Melvin Flath, owner of a Milwaukee trucking firm, was the first person to put the amphibians to sight-seeing service, having picked one up at a war-surplus truck auction in 1946. He installed some used bus seats and began charging50 cents for rides around a local lake.

Gradually, the tourist DUKW idea took off. By the 1990s, more than a million passengers a year were taking the tourist plunge in approximately 225 DUKWs around the country. Today, no one knows precisely how many DUKWs there are in the United States, though estimates range from 300 to 1,000, many owned by collectors.

Then came May 1, 1999. A Hot Springs, Arkansas, DUKW named Miss Majestic entered LakeHamilton carrying some 20 passengers. About 250 yards from shore, the craft began filling with water and sank in 30 seconds. Thirteen people, including three children, drowned. Investigators blamed the tragedy on a dislodged rubber seal.

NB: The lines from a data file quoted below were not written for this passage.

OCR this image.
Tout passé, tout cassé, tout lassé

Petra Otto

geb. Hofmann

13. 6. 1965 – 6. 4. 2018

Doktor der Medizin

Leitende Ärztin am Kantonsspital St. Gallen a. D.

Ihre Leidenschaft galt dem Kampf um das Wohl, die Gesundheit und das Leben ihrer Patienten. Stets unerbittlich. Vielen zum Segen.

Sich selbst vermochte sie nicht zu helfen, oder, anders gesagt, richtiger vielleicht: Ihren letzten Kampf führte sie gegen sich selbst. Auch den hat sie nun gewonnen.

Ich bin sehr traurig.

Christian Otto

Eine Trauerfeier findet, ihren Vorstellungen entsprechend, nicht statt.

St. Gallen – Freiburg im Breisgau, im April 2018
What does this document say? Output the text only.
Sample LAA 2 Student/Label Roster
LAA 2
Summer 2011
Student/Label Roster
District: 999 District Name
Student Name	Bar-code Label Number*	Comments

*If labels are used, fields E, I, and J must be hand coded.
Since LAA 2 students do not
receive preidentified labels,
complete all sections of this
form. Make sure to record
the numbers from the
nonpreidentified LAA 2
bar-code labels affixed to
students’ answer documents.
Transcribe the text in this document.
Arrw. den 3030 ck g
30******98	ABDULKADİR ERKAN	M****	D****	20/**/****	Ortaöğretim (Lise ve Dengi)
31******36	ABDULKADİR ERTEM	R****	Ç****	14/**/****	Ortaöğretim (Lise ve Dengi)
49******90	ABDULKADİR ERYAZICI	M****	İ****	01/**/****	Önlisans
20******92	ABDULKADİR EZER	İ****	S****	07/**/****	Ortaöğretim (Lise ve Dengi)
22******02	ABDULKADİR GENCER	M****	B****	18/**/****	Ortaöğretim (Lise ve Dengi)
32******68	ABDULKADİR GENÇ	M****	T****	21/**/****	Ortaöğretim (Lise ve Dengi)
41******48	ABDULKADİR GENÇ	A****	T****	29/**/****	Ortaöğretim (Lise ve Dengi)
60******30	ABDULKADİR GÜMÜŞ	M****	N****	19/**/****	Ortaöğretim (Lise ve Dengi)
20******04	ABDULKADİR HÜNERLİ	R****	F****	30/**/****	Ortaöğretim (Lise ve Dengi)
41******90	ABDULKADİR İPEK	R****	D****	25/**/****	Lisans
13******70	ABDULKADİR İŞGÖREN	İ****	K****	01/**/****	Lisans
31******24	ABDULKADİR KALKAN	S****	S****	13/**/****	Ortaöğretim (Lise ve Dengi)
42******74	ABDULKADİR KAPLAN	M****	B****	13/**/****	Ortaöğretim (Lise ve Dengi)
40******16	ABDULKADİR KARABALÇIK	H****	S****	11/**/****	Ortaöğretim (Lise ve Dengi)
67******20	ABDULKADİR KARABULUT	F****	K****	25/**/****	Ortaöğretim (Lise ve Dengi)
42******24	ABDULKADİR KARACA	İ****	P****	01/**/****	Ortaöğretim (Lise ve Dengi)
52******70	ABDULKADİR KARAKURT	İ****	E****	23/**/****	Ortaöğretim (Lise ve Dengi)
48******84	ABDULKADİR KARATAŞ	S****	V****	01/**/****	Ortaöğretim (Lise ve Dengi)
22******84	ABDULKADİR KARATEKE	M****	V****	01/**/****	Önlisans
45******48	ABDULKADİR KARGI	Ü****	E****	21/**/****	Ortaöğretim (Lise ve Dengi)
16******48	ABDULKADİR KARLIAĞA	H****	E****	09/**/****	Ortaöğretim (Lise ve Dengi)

The Coast Guard and the National Transportation Safety Board moved swiftly to recommend tighter inspections and impose new safety requirements. At a hearing on DUKW safety in December 1999, Robert F. McDowell, manager of a tourist DUKW business, in Branson, Missouri, told investigators that he replaces virtually every unseen part of a military DUKW with modern components for sight-seeing. McDowell, who also runs a small military museum, added that building the amphibians from scratch is probably more costeffective. So tourists will likely soon be sitting in vehicles that look like DUKWs and swim like DUKWs—but won’t really be DUKWs. It won’t happen overnight. Like old soldiers, DUKWs never die; they just fade away.